The strike over pensions has kept oil prices on the boil as a lack of government action to avert a plan by the oil industry to lock out all offshore staff from their workplaces from midnight (2200 GMT) has taken markets by surprise.
Under Norwegian law, the government can force the striking workers back to duty and has done so in the past to protect the industry on which much of the country’s economy depends.
But it has been slow to intervene in the dispute, now in its third week, and did so on Monday only minutes before the start of the lockout, citing potential economic consequences.
“I had to make this decision to protect Norway’s vital interests. It wasn’t an easy choice, but I had to do it,” Labour Minister Hanne Bjurstroem said after meeting with the trade unions and the Norwegian oil industry association (OLF).
Leif Sande, leader of the largest labour union Industri Energi, representing more than half of 7,000 offshore workers, said workers would return to work immediately.
“It’s very sad.

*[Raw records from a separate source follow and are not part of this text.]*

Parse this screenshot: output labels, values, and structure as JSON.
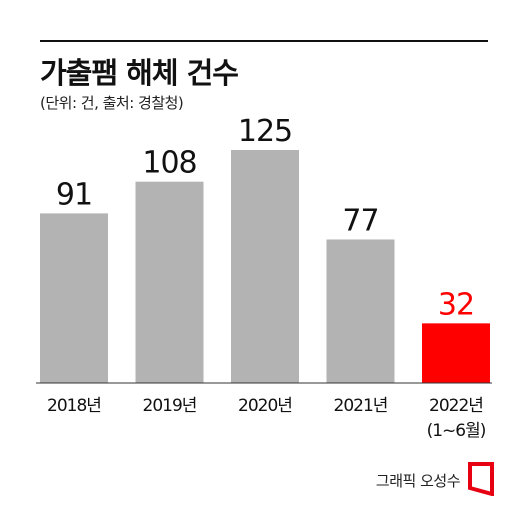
{
  "header": {
    "title": "가출팸 해체 건수",
    "subtitle": "(단위: 건, 출처: 경찰청)"
  },
  "chart_data": {
    "type": "bar",
    "title": "가출팸 해체 건수",
    "subtitle": "(단위: 건, 출처: 경찰청)",
    "categories": [
      "2018년",
      "2019년",
      "2020년",
      "2021년",
      "2022년"
    ],
    "category_sublabels": [
      "",
      "",
      "",
      "",
      "(1~6월)"
    ],
    "values": [
      91,
      108,
      125,
      77,
      32
    ],
    "bar_colors": [
      "#b3b3b3",
      "#b3b3b3",
      "#b3b3b3",
      "#b3b3b3",
      "#ff0000"
    ],
    "value_label_colors": [
      "#111111",
      "#111111",
      "#111111",
      "#111111",
      "#ff0000"
    ],
    "xlabel": "",
    "ylabel": "",
    "ylim": [
      0,
      125
    ],
    "grid": false,
    "legend": "none"
  },
  "footer": {
    "credit": "그래픽 오성수",
    "logo_icon": "publisher-logo-icon",
    "logo_color": "#e60012"
  }
}
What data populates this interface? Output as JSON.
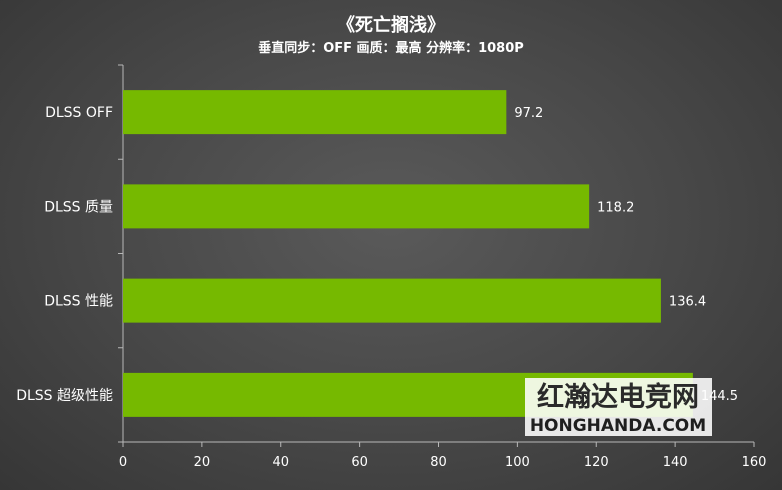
{
  "chart_data": {
    "type": "bar",
    "orientation": "horizontal",
    "title": "《死亡搁浅》",
    "subtitle": "垂直同步：OFF 画质：最高 分辨率：1080P",
    "categories": [
      "DLSS OFF",
      "DLSS 质量",
      "DLSS 性能",
      "DLSS 超级性能"
    ],
    "values": [
      97.2,
      118.2,
      136.4,
      144.5
    ],
    "value_labels": [
      "97.2",
      "118.2",
      "136.4",
      "144.5"
    ],
    "xlim": [
      0,
      160
    ],
    "xticks": [
      "0",
      "20",
      "40",
      "60",
      "80",
      "100",
      "120",
      "140",
      "160"
    ],
    "grid": false,
    "colors": {
      "bar": "#76b900",
      "background": "#4a4a4a"
    }
  },
  "watermark": {
    "cn": "红瀚达电竞网",
    "en": "HONGHANDA.COM"
  }
}
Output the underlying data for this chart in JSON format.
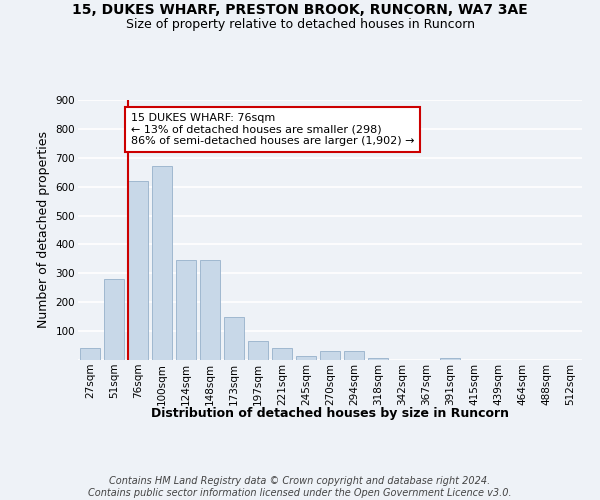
{
  "title1": "15, DUKES WHARF, PRESTON BROOK, RUNCORN, WA7 3AE",
  "title2": "Size of property relative to detached houses in Runcorn",
  "xlabel": "Distribution of detached houses by size in Runcorn",
  "ylabel": "Number of detached properties",
  "categories": [
    "27sqm",
    "51sqm",
    "76sqm",
    "100sqm",
    "124sqm",
    "148sqm",
    "173sqm",
    "197sqm",
    "221sqm",
    "245sqm",
    "270sqm",
    "294sqm",
    "318sqm",
    "342sqm",
    "367sqm",
    "391sqm",
    "415sqm",
    "439sqm",
    "464sqm",
    "488sqm",
    "512sqm"
  ],
  "values": [
    40,
    280,
    620,
    670,
    345,
    345,
    148,
    65,
    40,
    15,
    30,
    30,
    8,
    0,
    0,
    8,
    0,
    0,
    0,
    0,
    0
  ],
  "bar_color": "#c8d8e8",
  "bar_edge_color": "#a0b8d0",
  "highlight_index": 2,
  "highlight_line_color": "#cc0000",
  "annotation_text": "15 DUKES WHARF: 76sqm\n← 13% of detached houses are smaller (298)\n86% of semi-detached houses are larger (1,902) →",
  "annotation_box_color": "#ffffff",
  "annotation_box_edge_color": "#cc0000",
  "ylim": [
    0,
    900
  ],
  "yticks": [
    0,
    100,
    200,
    300,
    400,
    500,
    600,
    700,
    800,
    900
  ],
  "footer": "Contains HM Land Registry data © Crown copyright and database right 2024.\nContains public sector information licensed under the Open Government Licence v3.0.",
  "bg_color": "#eef2f7",
  "plot_bg_color": "#eef2f7",
  "grid_color": "#ffffff",
  "title1_fontsize": 10,
  "title2_fontsize": 9,
  "axis_label_fontsize": 9,
  "tick_fontsize": 7.5,
  "footer_fontsize": 7,
  "annotation_fontsize": 8
}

The strike is over,” he told journalists.
The dispute has raised eyebrows in Norway, where oil and gas workers are already the world’s best paid, raking in an average $180,000 (U.S.) a year. Offshore workers clock 16 weeks a year but cite tough conditions for their call for early retirement at 62.
The oil industry had refused to budge.
Norway is keen to retain its image as a reliable supplier of energy, but analysts have said the Labour-led coalition government was slow to intervene as it faces general elections in a year, and labour unions are important partners.
On Monday, Labour Minister Bjurstroem said she believed the lockout was not necessary and the oil industry will have to take responsibility.
About 10 per cent of the 7,000 offshore workers have been on strike since June 24.
Brent crude oil shot to over $101 a barrel on Monday on output fears. News about Norway’s government intervention came after oil markets closed.
The strike had already choked off some 13 per cent of Norway’s oil production and 4 per cent of its gas output.
A full shutdown of output in Norway - the world’s No. 8 oil exporter - would have cut off more than two million barrels of oil, natural gas liquids (NGL) and condensate per day.
The last lockout in the offshore sector occurred in 1986, shutting down production on the Norwegian continental shelf completely, and lasted for three weeks before the government intervened. In 2004, the centre-conservative government stepped in to avert a lockout.